Pues hay que ser muy prudentes y tener los pies en el suelo. Las enfermedades infecciosas producidas por virus tienen unos condicionantes distintos a otro tipo de microorganismos. Los virus tienen una tendencia importantísima para mutar, es decir, para cambiar su estructura que los identifica y, por tanto, el mismo virus con unos pequeños cambios convertirse en un virus nuevo para la siguiente oleada. Eso es algo muy importante. Por poner un ejemplo, en los seres humanos el ADN mitocondrial hace una mutación cada 10.000 años, por contra, todos sabemos que cuando nos ponemos la vacuna de la gripe, solemos revacunarnos cada año porque cada año suele haber cepas distintas, es decir, que el virus es una partícula que muta con cierta facilidad. Ese es el primer condicionante. En segundo lugar, las vacunas exigen unos tiempos para su fabricación, con el condicionante de que la vacuna que sirve para un virus puede que no sirva para la cepa siguiente. Y lleva unos tiempos que están estandarizados, que exigen probar, confirmar, que tienen seguridad, eficacia y eficiencia. Pero los dos primeros condicionantes, seguridad y eficacia, son necesarios. Lo podemos intentar acelerar, pero el trabajo hay que hacerlo.

En cuanto a los medicamentos, en general, y hasta hace muy poco tiempo, aproximadamente un par de décadas, los virus no tenían tratamiento farmacológico. Todos sabemos lo que ocurrió, por ejemplo, con la pandemia del Sida, que tardó bastante tiempo hasta empezar a aparecer medicamento. Entonces, desde el punto de vista farmacológico, disponer de una arsenal terapéutico es algo muy reciente y limitado, y para un grupo muy seleccionado de los miles de virus que existen, no para todos. Se suele orientar más la investigación hacia esos virus que son especialmente virulentos, valga la redundancia, y que son especialmente dañinos y somos menos proclives a la investigación para otro tipo de enfermedades que normalmente se pasan sin producir una enfermedad muy grave o dejar secuelas.

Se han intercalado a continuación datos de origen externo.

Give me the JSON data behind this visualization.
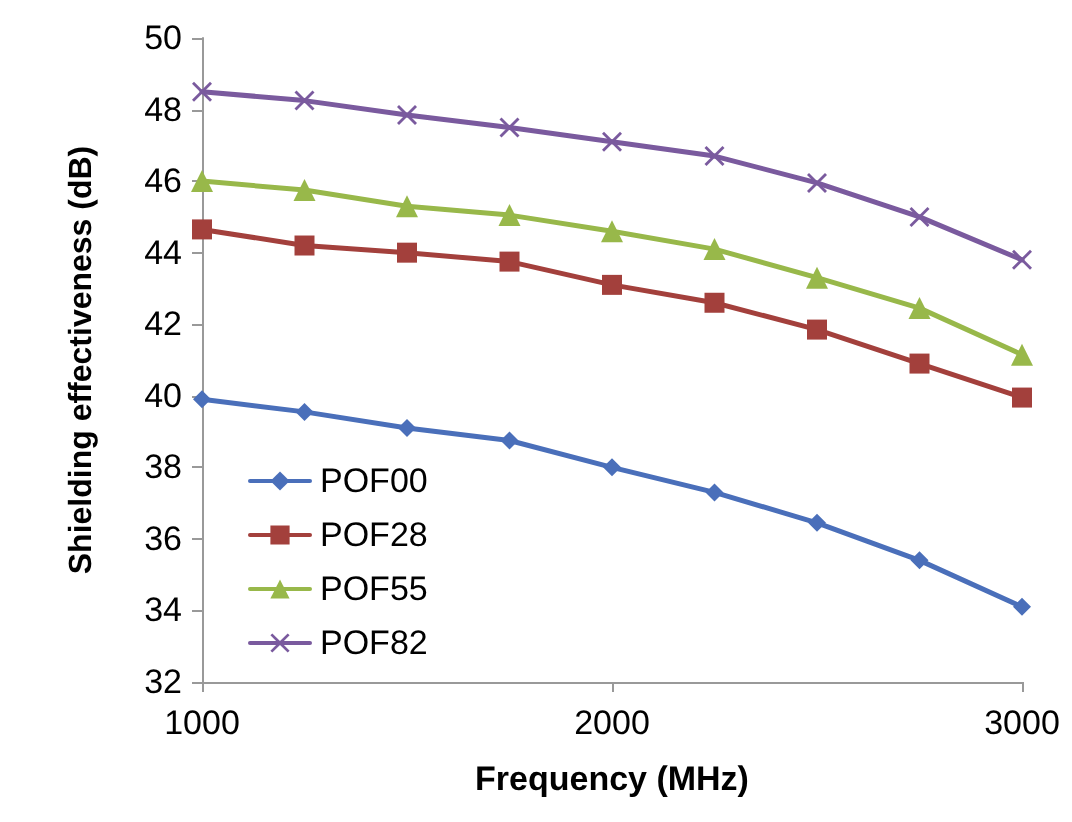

Desde el punto de vista de la vacuna, mucha prudencia. Desde el punto de vista del propio virus tendremos que tener paciencia y no ser demasiado optimistas, porque ya hay publicaciones sobre algunas mutaciones. Y desde el punto de vista farmacológico, del tratamiento específico, igual, ser prudentes, porque se han probado muchos fármacos y en la inmensa mayoría de los casos el resultado ha sido relativamente pobre o escaso, o no ha servido de nada. Y, por último, la peculiaridad de esta enfermedad, que no sólo es el efecto infeccioso del virus sino las consecuencias que se producen en el propio cuerpo, las reacciones de defensa las que producen los cuadros clínicos más graves. Enfermamos o incluso morimos porque nuestro cuerpo se convierte en un campo de batalla y esas armas que aparecen son también lesivas para nuestro propio organismo.